Je länger sie den Eunuchen anguckt, desto enger rücken dessen Augenbrauen zusammen. Das Lächeln will ihm nun nicht mehr recht gelingen.

»Ich werde darüber nachdenken«, sagt Bathseba endlich. »Komme morgen wieder, dann wirst du meine Antwort hören.«

»Aber …!« Fassungslos hebt der Eunuch die Arme, sein langes hohlwangiges Gesicht ist aschfahl geworden. »Aber es ist der König, der dich rufen lässt!«

»Ich weiß schon. Wiederhole, was du ihm auszurichten hast.«

»Bitte …?« Gedors Stimme bricht.

»Du sollst die Botschaft wiederholen, die ich dir aufgetragen habe. Ich will sicher sein, dass du mich richtig verstanden hast.«

Der Eunuch räuspert sich ein paarmal, bevor er gehorcht. Stockend gibt er dann Bathsebas Worte wieder, und sein kleiner Adamsapfel tanzt dabei auf und ab, als würde ein Küken in seinem dünnen Hals stecken und mit dem Köpfchen zucken. Gedor ist so bestürzt, dass er beinahe über seine langen Beine stolpert, als er die Gasse hinunter zurück zum Burgtor eilt.

Bathseba schließt die Tür, lehnt vorsichtig den wunden Rücken dagegen und saugt scharf die Luft durch die Nase ein. Es ist ihr schwergefallen, Davids Aufforderung erst einmal zurückzuweisen, sehr schwer, doch nun ist sie stolz auf sich.

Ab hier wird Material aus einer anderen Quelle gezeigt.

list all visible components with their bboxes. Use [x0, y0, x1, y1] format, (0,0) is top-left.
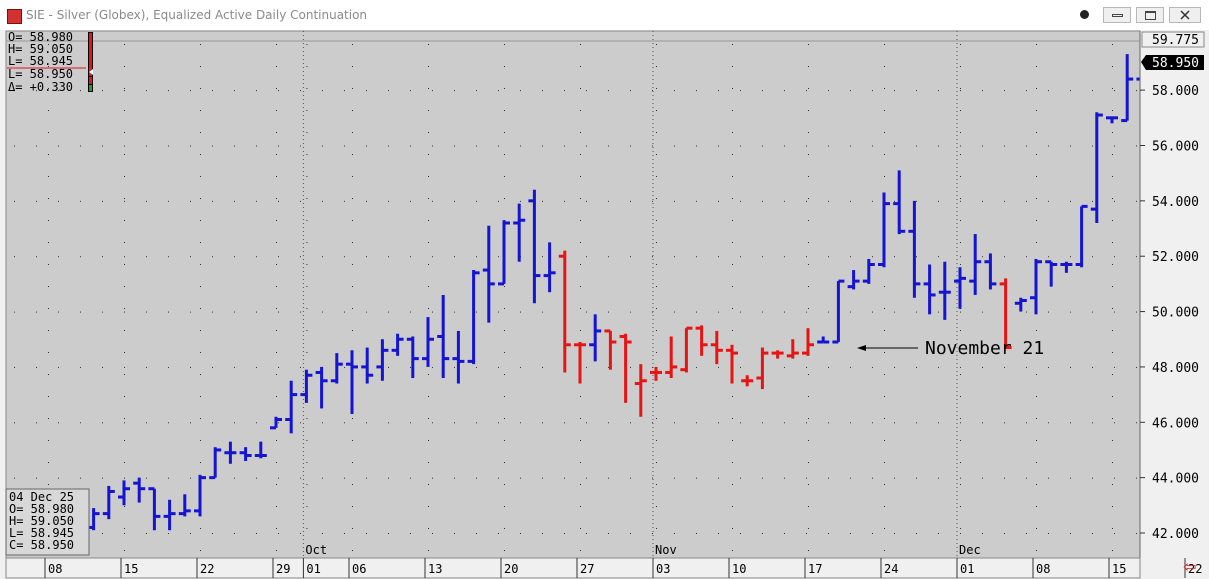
y-tick-label: 44.000	[1152, 472, 1199, 487]
data-box: 04 Dec 25 O= 58.980 H= 59.050 L= 58.945 …	[5, 488, 90, 556]
x-tick-label: 08	[1036, 562, 1050, 576]
x-tick-label: 10	[732, 562, 746, 576]
y-tick-label: 52.000	[1152, 250, 1199, 265]
x-tick-label: 08	[48, 562, 62, 576]
y-tick-label: 46.000	[1152, 416, 1199, 431]
y-tick-label: 58.000	[1152, 84, 1199, 99]
restore-button[interactable]	[1136, 7, 1164, 23]
pin-button[interactable]	[1071, 7, 1099, 23]
x-tick-label: 01	[306, 562, 320, 576]
minimize-button[interactable]	[1103, 7, 1131, 23]
y-tick-label: 42.000	[1152, 527, 1199, 542]
x-tick-label: 15	[124, 562, 138, 576]
minimize-icon	[1112, 14, 1123, 17]
window-title: SIE - Silver (Globex), Equalized Active …	[26, 8, 368, 22]
month-label: Dec	[959, 543, 981, 557]
plot-area	[5, 30, 1141, 559]
month-label: Nov	[655, 543, 677, 557]
x-tick-label: 29	[276, 562, 290, 576]
x-tick-label: 13	[428, 562, 442, 576]
y-tick-label: 48.000	[1152, 361, 1199, 376]
restore-icon	[1145, 11, 1156, 20]
close-icon	[1180, 10, 1190, 20]
close-button[interactable]	[1169, 7, 1201, 23]
price-chart[interactable]: 42.000 44.000 46.000 48.000 50.000 52.000 54.0…	[0, 30, 1209, 579]
high-price-label: 59.775	[1152, 33, 1199, 48]
circle-icon	[1080, 10, 1089, 19]
x-tick-label: 22	[200, 562, 214, 576]
data-box-close: C= 58.950	[9, 538, 74, 552]
x-tick-label: 15	[1112, 562, 1126, 576]
x-tick-label: 06	[352, 562, 366, 576]
ohlc-line-low: L= 58.945	[8, 54, 73, 68]
annotation-label: November 21	[925, 338, 1044, 359]
month-label: Oct	[305, 543, 327, 557]
ohlc-line-change: Δ= +0.330	[8, 80, 73, 94]
window-titlebar: SIE - Silver (Globex), Equalized Active …	[0, 0, 1209, 31]
y-tick-label: 54.000	[1152, 195, 1199, 210]
x-tick-label: 27	[580, 562, 594, 576]
x-tick-label: 03	[656, 562, 670, 576]
chart-app-icon	[7, 9, 22, 24]
x-tick-label: 24	[884, 562, 898, 576]
last-price-label: 58.950	[1152, 56, 1199, 71]
x-tick-label: 20	[504, 562, 518, 576]
y-tick-label: 50.000	[1152, 306, 1199, 321]
last-price-tag: 58.950	[1141, 55, 1204, 71]
x-tick-label: 01	[960, 562, 974, 576]
y-tick-label: 56.000	[1152, 139, 1199, 154]
high-price-tag: 59.775	[1141, 31, 1205, 48]
x-tick-label: 17	[808, 562, 822, 576]
red-left-arrow-icon[interactable]: ⇦	[1183, 557, 1196, 576]
ohlc-line-last: L= 58.950	[8, 67, 73, 81]
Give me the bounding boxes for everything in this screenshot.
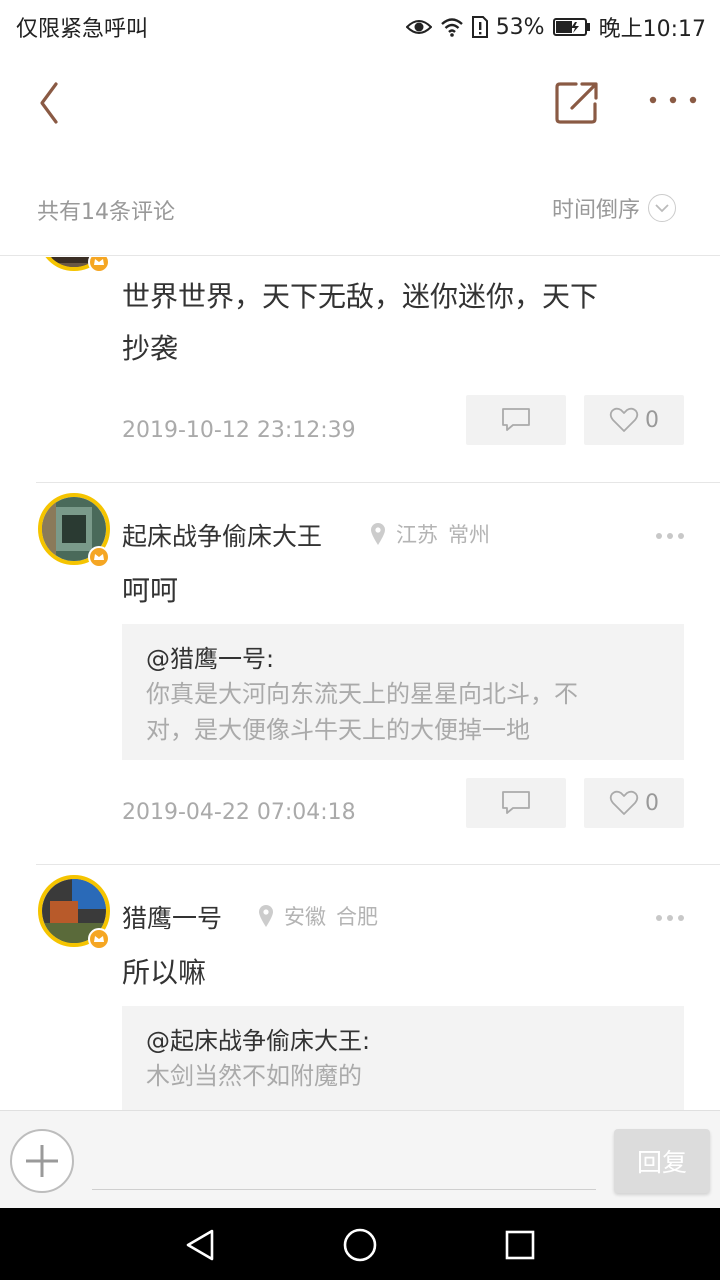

Sie weiß, dass David toben wird; sie kennt ja seinen Jähzorn. Sie lächelt, denn die Vorstellung, dass er bald einen Tisch umtreten und Krüge an der Wand zerschmettern wird, gefällt ihr gut.

Am nächsten Morgen steht der Eunuch wieder vor der Tür. Die Nachricht des Königs klingt unerwartet freundlich: Er würde sich freuen, Bathseba am Nachmittag auf dem Dach zu einem Becher Wein und einer Schale Feigen begrüßen zu dürfen.

»Ich werde kommen.« Bathseba lässt sich ihre Genugtuung nicht anmerken. »Morgen oder übermorgen.«

Dem Boten sinkt die Kinnlade herunter. »Aber der König …«

»Wahrscheinlich am Abend«, schneidet Bathseba ihm das Wort ab. »Den Tag und die genaue Stunde werde ich ihn noch wissen lassen. Richte ihm das aus, Gedor.«

Der Eunuch wiederholt die Botschaft mit heiserer Stimme und ohne Bathseba dabei in die Augen zu schauen. Danach dreht er sich abrupt um und stelzt grußlos davon.

Sieben weitere Tage hält Bathseba den König hin. In der Nacht auf den achten träumt sie erneut von der Löwin. Diesmal bringt der Ochsenkarren sie in keine Ruine, sondern in die Burg von Jerusalem. Auf dem Dach über dem Burghof steht der König und wartet.

Mit einer leichten Berührung ihrer Tatze stößt die Löwin die Käfigtür auf und springt in den Hof. Mit würdevoll erhobenem Kopf stolziert die Raubkatze zum Burgportal. Auf halbem Weg erkennt Bathseba, dass der König auf die Brüstung des Daches geklettert ist. Er ist nackt. Und er lässt seine Schleuder kreisen, mit der er auf die Löwin zielt.

Schweißgebadet fährt Bathseba aus dem Schlaf. Ihr Herz pocht wie verrückt.

Als sie zwei Tage später morgens aufwacht, ist ihr heiß. Sie tastet ihre leicht gespannten Brüste ab und spürt: Sie hat ihre fruchtbaren Tage.